Railcars used by many JR firms in service for over 30 years
Japan Times -- Mar 20
Some 30 percent of passenger railcars used by four Japan Railway companies have been in service since at least 1987, when the firms were created through the privatization of the Japanese National Railways, Jiji Press has learned.

The four firms are JR Hokkaido, JR West, JR Shikoku and JR Kyushu.

The proportion older railcars remains lower at two more financially stable JR firms - JR East and JR Tokai - which are ahead in updating their trains.

According to the transport ministry, there are no rules regarding the service life of train cars.

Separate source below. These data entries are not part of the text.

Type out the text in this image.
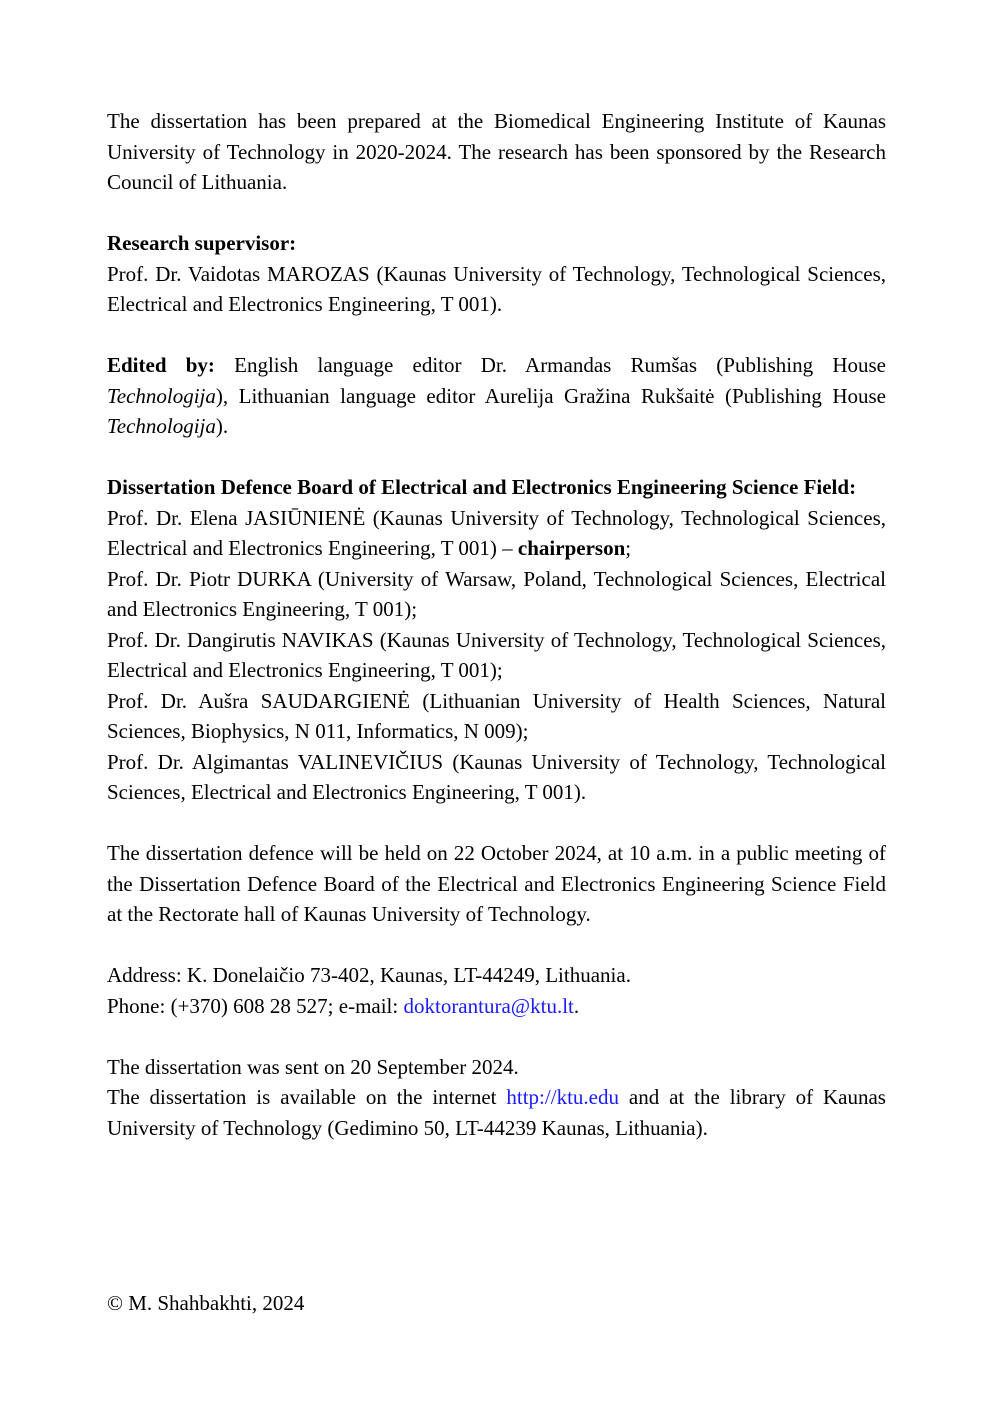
The dissertation has been prepared at the Biomedical Engineering Institute of Kaunas University of Technology in 2020-2024. The research has been sponsored by the Research Council of Lithuania.

Research supervisor:
Prof. Dr. Vaidotas MAROZAS (Kaunas University of Technology, Technological Sciences, Electrical and Electronics Engineering, T 001).

Edited by: English language editor Dr. Armandas Rumšas (Publishing House Technologija), Lithuanian language editor Aurelija Gražina Rukšaitė (Publishing House Technologija).

Dissertation Defence Board of Electrical and Electronics Engineering Science Field:
Prof. Dr. Elena JASIŪNIENĖ (Kaunas University of Technology, Technological Sciences, Electrical and Electronics Engineering, T 001) – chairperson;
Prof. Dr. Piotr DURKA (University of Warsaw, Poland, Technological Sciences, Electrical and Electronics Engineering, T 001);
Prof. Dr. Dangirutis NAVIKAS (Kaunas University of Technology, Technological Sciences, Electrical and Electronics Engineering, T 001);
Prof. Dr. Aušra SAUDARGIENĖ (Lithuanian University of Health Sciences, Natural Sciences, Biophysics, N 011, Informatics, N 009);
Prof. Dr. Algimantas VALINEVIČIUS (Kaunas University of Technology, Technological Sciences, Electrical and Electronics Engineering, T 001).

The dissertation defence will be held on 22 October 2024, at 10 a.m. in a public meeting of the Dissertation Defence Board of the Electrical and Electronics Engineering Science Field at the Rectorate hall of Kaunas University of Technology.

Address: K. Donelaičio 73-402, Kaunas, LT-44249, Lithuania.
Phone: (+370) 608 28 527; e-mail: doktorantura@ktu.lt.
The dissertation was sent on 20 September 2024.
The dissertation is available on the internet http://ktu.edu and at the library of Kaunas University of Technology (Gedimino 50, LT-44239 Kaunas, Lithuania).
© M. Shahbakhti, 2024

They are allowed to operate as long as they undergo maintenance and meet safety standards.

A ministry ordinance provides rules on how frequently railway operators should conduct checkups on their trains. Operators are also required to submit their maintenance manuals to the government.

Among the four firms operating the aging cars, JR Hokkaido has the highest proportion in service for at least 30 years, at 32 percent. It is followed by JR West and JR Shikoku, both at 30 percent, and JR Kyushu, with 28 percent of having been in operation for at least 30 years.

JR East, meanwhile operated just 10 percent for at least 30 years while a mere 0.2 percent of the cars operated by JR Tokai have been in service for that time span.

All Shinkansen operated by JR Hokkaido, JR East, JR Tokai, JR West and JR Kyushu use cars made after the 1987 privatization.